• Number Twelve: Variations on a Theme

    Date posted: October 16, 2011 Author: jolanta

    In his 40-minute film, “Number Twelve: Variations on a Theme”, Dutch artist and filmmaker Guido van der Werve interweaves the unlikely fields of chess, astronomy, and music theory into a seamless philosophical meditation on possibility, mathematics, and infinity. Divided into three movements filmed in distinct locations, Number Twelve begins with the artist seated in a small cabin, pondering how to calculate the number of possible chess games that can ever be played. In the first movement, “the king’s gambit accepted,” van der Werve plays a chess game against his opponent, Grandmaster Leonid Yudasin, at New York’s famed Marshall Chess Club.

    NY Arts Magazine

    “In his 40-minute film, Number Twelve: Variations on a Theme, Dutch artist and filmmaker Guido van der Werve interweaves the unlikely fields of chess,
    astronomy, and music theory into a seamless philosophical meditation on possibility, mathematics, and infinity.”

    NY Arts MAgazine

    Guido van der Werve, Number Twelve: Variations on a Theme, 2009. Film Still, Duration: 40 min. Courtesy of the St. Louis Museum of Art.

    Number Twelve: Variations on a Theme
    Tricia Y. Paik

    In his 40-minute film, “Number Twelve: Variations on a Theme”, Dutch artist and filmmaker Guido van der Werve interweaves the unlikely fields of chess, astronomy, and music theory into a seamless philosophical meditation on possibility, mathematics, and infinity. Divided into three movements filmed in distinct locations, Number Twelve begins with the artist seated in a small cabin, pondering how to calculate the number of possible chess games that can ever be played. In the first movement, “the king’s gambit accepted,” van der Werve plays a chess game against his opponent, Grandmaster Leonid Yudasin, at New York’s famed Marshall Chess Club.
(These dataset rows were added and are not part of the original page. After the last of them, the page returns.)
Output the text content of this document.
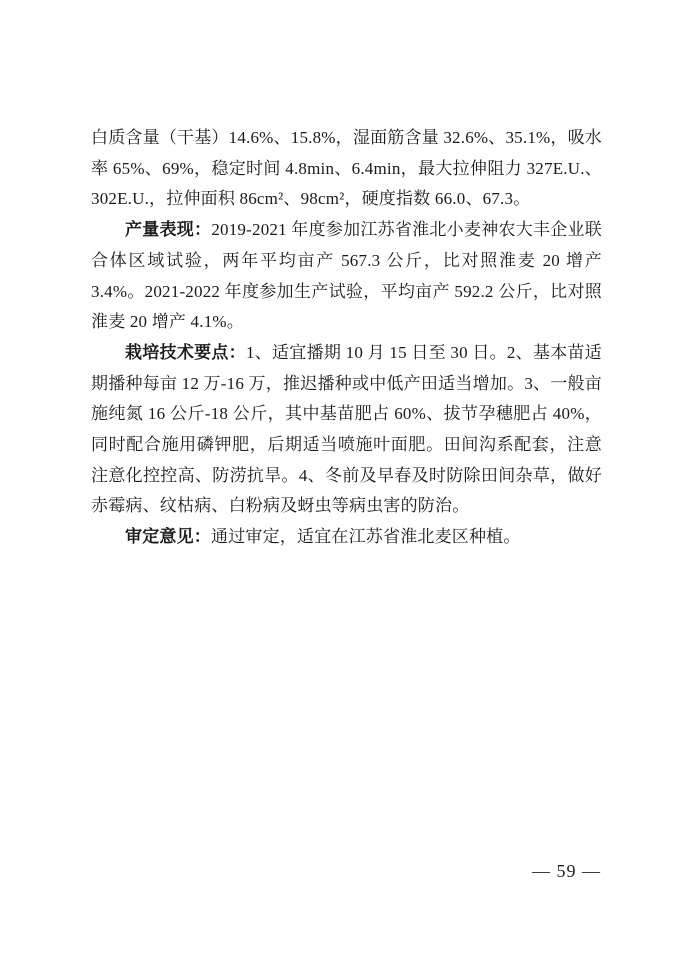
白质含量（干基）14.6%、15.8%，湿面筋含量 32.6%、35.1%，吸水率 65%、69%，稳定时间 4.8min、6.4min，最大拉伸阻力 327E.U.、302E.U.，拉伸面积 86cm²、98cm²，硬度指数 66.0、67.3。

产量表现：2019-2021 年度参加江苏省淮北小麦神农大丰企业联合体区域试验，两年平均亩产 567.3 公斤，比对照淮麦 20 增产 3.4%。2021-2022 年度参加生产试验，平均亩产 592.2 公斤，比对照淮麦 20 增产 4.1%。

栽培技术要点：1、适宜播期 10 月 15 日至 30 日。2、基本苗适期播种每亩 12 万-16 万，推迟播种或中低产田适当增加。3、一般亩施纯氮 16 公斤-18 公斤，其中基苗肥占 60%、拔节孕穗肥占 40%，同时配合施用磷钾肥，后期适当喷施叶面肥。田间沟系配套，注意注意化控控高、防涝抗旱。4、冬前及早春及时防除田间杂草，做好赤霉病、纹枯病、白粉病及蚜虫等病虫害的防治。

审定意见：通过审定，适宜在江苏省淮北麦区种植。

— 59 —
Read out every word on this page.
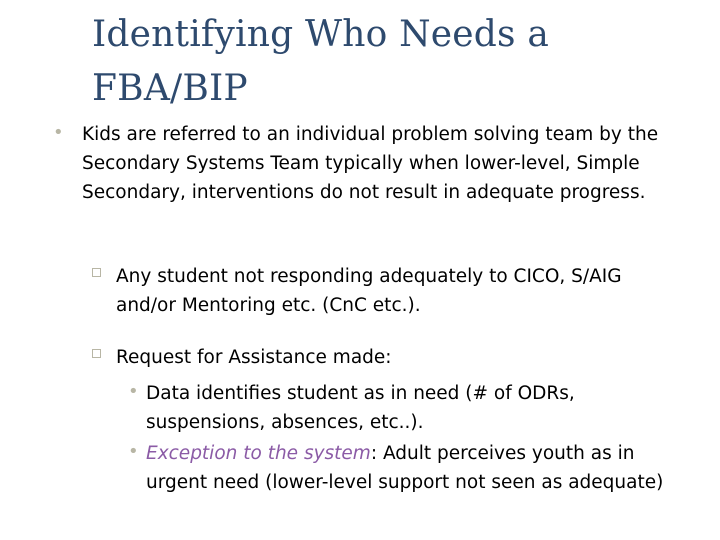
Identifying Who Needs a
FBA/BIP
• Kids are referred to an individual problem solving team by the Secondary Systems Team typically when lower-level, Simple Secondary, interventions do not result in adequate progress.
Any student not responding adequately to CICO, S/AIG and/or Mentoring etc. (CnC etc.).
Request for Assistance made:
• Data identifies student as in need (# of ODRs, suspensions, absences, etc..).
• Exception to the system: Adult perceives youth as in urgent need (lower-level support not seen as adequate)
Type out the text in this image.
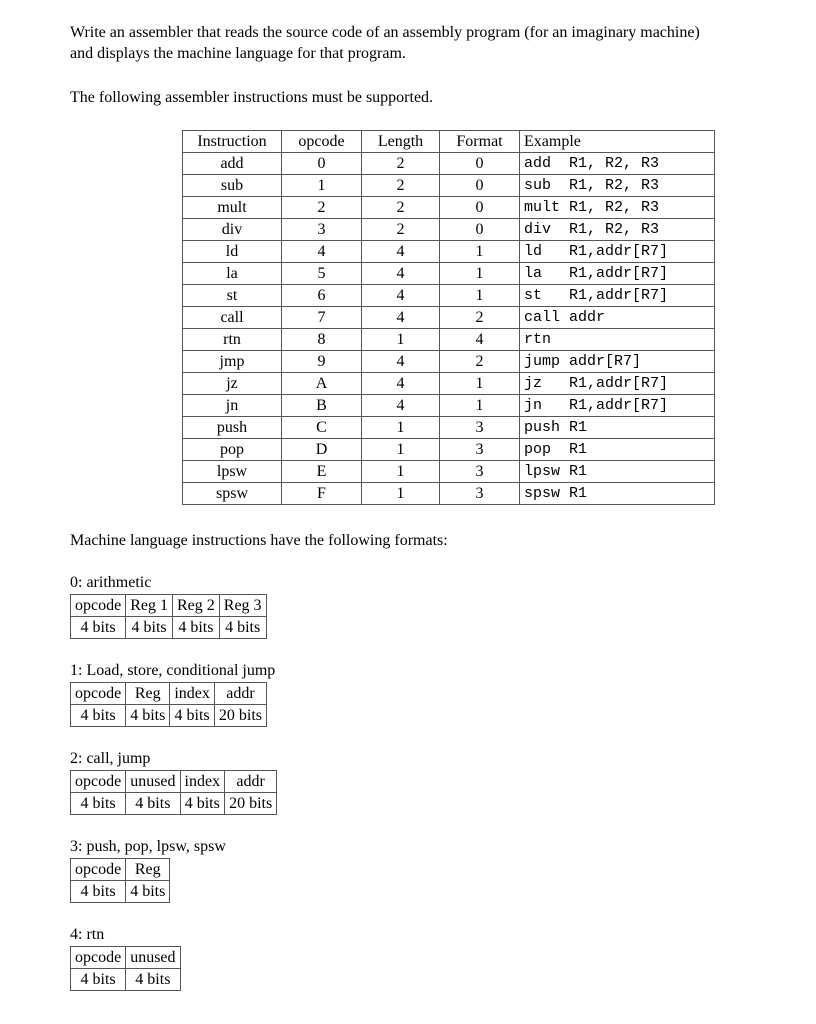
Write an assembler that reads the source code of an assembly program (for an imaginary machine)

and displays the machine language for that program.

The following assembler instructions must be supported.

Instruction	opcode	Length	Format	Example
add	0	2	0	add  R1, R2, R3
sub	1	2	0	sub  R1, R2, R3
mult	2	2	0	mult R1, R2, R3
div	3	2	0	div  R1, R2, R3
ld	4	4	1	ld   R1,addr[R7]
la	5	4	1	la   R1,addr[R7]
st	6	4	1	st   R1,addr[R7]
call	7	4	2	call addr
rtn	8	1	4	rtn
jmp	9	4	2	jump addr[R7]
jz	A	4	1	jz   R1,addr[R7]
jn	B	4	1	jn   R1,addr[R7]
push	C	1	3	push R1
pop	D	1	3	pop  R1
lpsw	E	1	3	lpsw R1
spsw	F	1	3	spsw R1

Machine language instructions have the following formats:

0: arithmetic

opcode	Reg 1	Reg 2	Reg 3
4 bits	4 bits	4 bits	4 bits

1: Load, store, conditional jump

opcode	Reg	index	addr
4 bits	4 bits	4 bits	20 bits

2: call, jump

opcode	unused	index	addr
4 bits	4 bits	4 bits	20 bits

3: push, pop, lpsw, spsw

opcode	Reg
4 bits	4 bits

4: rtn

opcode	unused
4 bits	4 bits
    Van der Werve and Yudasin play on a one-of-a-kind instrument built by the artist. The instrument combines the layout of a chessboard with the mechanics of a piano; each of the 64 squares on the board represents a musical note. As the game progresses and pieces moved, different notes are struck. Crafted especially for the film by Yudasin, the chess game opens with the King’s Gambit, an opening strategy popular in the 19th century, but rarely used today. For van der Werve, such an opening is a daring and romantic one, as it immediately exposes one’s king. While van der Werve and Yudasin play, an accompanying string ensemble performs an original score composed by the artist. The score follows the structure of a chess game—an opening, middle game, and end game.

    In the second movement, “the number of stars in the sky” van der Werve, again in his cabin, considers his next challenge: how to count all the stars in existence. The chess game continues from the first movement, indicated only by notations at the bottom of the screen as well as the accompanying sounding of notes. Van der Werve can now be seen traversing the arresting landscape of Mount St. Helens. As the film continues along with the score, we see how minuscule van der Werve’s figure appears against the vastness of this locale. Such an awesome juxtaposition parallels the very impossibility of the human endeavor to count all the stars in the sky. Despite the futility of this goal, van der Werve finally perches himself atop one of the highest points in Mount St. Helens, in an attempt to count every star.

    In the last movement, “and why a piano can’t be tuned and waiting for an earthquake,” van der Werve meditates on his last quandary—how to tune a piano and the variable imperfections that arise in doing so. Seated in his cabin, he then steps out. After being captured in various stances among dry, sloping hills, he returns to his cabin. The camera pans out slowly, and in a continuing nod to the 19th-century Romantic concept of the sublime, it is revealed that his cabin rests along the San Andreas Fault, another site as monumental as Mount St. Helens.

    The chess game finally ends, but in a stalemate and thus never truly ends. Van der Werve offers such a conclusion to underscore the futility of his posed challenges, including a last and final one presented through an astonishing aerial view of the fault line—how long does it take to wait for an earthquake? Infinity, van der Werve answers, as his score holds onto the last note for an awkwardly long three minutes, indeed a musical eternity. Now in an age when we have gadgets to do almost all the thinking for us, van der Werve, through this film, implores us to take time to ponder, to wonder about possibility, futility, and the endless expansiveness of the natural world.